In her latest column, Rep. Cynthia Davis, R-O'Fallon shares her thoughts on the H1N1 virus:
I like my school district. Here I am standing in front of their sign that announces the anticipated vaccination event was cancelled. The school district was going to host a flu shot clinic, but could not get the vaccines. Some of my constituents are asking me questions about the process. Beyond this being an interesting study of supply and demand, here are my thoughts:
I think I’m one of those who are immune to the virus. That’s good because I shake a lot of hands. I never really worried about getting either the flu or the vaccine, although I realize many of my constituents are very concerned. People have been getting sick since sin entered the world. Germs spread far and fast. This one was remarkable because of media attention received. Usually we don’t know from where a virus originated, and complications are simply treated with antibiotics.
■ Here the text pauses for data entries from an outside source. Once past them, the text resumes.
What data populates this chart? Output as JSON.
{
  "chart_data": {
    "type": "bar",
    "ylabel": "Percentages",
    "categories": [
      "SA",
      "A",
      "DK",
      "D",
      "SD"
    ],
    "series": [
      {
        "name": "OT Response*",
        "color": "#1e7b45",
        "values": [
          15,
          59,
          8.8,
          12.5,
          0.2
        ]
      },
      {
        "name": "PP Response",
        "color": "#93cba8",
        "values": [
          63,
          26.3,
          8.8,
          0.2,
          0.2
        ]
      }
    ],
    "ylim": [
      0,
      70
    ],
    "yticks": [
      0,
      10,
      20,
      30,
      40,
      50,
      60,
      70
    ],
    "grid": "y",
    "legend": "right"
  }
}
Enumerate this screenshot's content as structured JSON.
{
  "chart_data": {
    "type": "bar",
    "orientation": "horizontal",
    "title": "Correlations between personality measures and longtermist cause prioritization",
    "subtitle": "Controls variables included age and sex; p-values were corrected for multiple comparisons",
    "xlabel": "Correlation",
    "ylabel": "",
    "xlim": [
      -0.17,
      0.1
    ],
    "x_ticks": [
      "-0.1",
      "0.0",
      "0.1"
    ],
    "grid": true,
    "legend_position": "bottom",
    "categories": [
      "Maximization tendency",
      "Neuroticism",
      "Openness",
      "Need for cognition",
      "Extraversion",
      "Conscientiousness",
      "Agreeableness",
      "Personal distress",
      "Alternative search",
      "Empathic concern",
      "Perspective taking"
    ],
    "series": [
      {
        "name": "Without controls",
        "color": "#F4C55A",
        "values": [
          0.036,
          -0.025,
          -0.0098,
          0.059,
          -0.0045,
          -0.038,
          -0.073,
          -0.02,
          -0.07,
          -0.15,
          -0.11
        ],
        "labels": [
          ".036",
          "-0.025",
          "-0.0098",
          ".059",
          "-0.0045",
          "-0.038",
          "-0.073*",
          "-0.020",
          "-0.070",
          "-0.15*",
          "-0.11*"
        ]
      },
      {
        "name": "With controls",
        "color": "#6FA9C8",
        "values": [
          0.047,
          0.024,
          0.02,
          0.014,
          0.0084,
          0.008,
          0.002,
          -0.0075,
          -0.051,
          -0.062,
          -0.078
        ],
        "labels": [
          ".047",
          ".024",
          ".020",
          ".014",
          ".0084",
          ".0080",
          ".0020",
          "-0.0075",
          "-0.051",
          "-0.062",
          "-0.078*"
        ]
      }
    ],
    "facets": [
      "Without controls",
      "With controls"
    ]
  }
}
Here are some facts to consider:
1.) Don’t worry about what you call it. We all know that it is referred to as both “The Swine Flu” and “H1N1”. I am not at all concerned that the readers of my report go out and shoot their hogs or will think they can get the swine flu from eating pork.
2.) While it is true that this flu is highly contagious, it is not virulent. Experts are saying it is actually milder than the regular seasonal flu. You can scare a lot of people with statistics, but the reality is that people die in our country every day from many different causes, so those numbers are deceiving. It would be more helpful if the statistics were broken down by the complications from which they die rather than just calling it the flu. The majority of those who have died had underlying high-risk medical conditions before they got the flu.
3.) It is not the job of the government or the schools to provide vaccines. Schools are educational institutions, not health institutions. The ones that have offered vaccinations were trying to be helpful, but ultimately this decision should be worked out between you and your doctor. The Fort Zumwalt, Francis Howell and Wentzville School Districts have been helpful in offering their facilities as vaccination clinics. Link here to read what our school districts are doing to secure H1N1 vaccines.
4.) A lesson in reverse psychology: Since they acted like there would not be enough vaccines, there was more demand than usual. If the government had implemented a mandatory vaccination program where everybody would be forced to get it, fewer may have wanted one. I will not join those who are bashing our government or calling them inept because of the availability impediments. The drug companies are doing all they can to make these vaccines.
5.) If you get the flu, it will most likely give you more immunity when a similar virus comes around again. The reason I didn’t get the flu while everyone around me was getting it probably was because I had the version that went around in the 70’s. I am going to pass on my vaccination so that someone elderly or with a weaker immune system can have mine.
6.) Plenty of the vaccine is on its way, although many states are reporting to be past the peak of people coming down with this flu. The State of Missouri has set up a toll free phone line to answer your questions: 1-877-FLU-4141.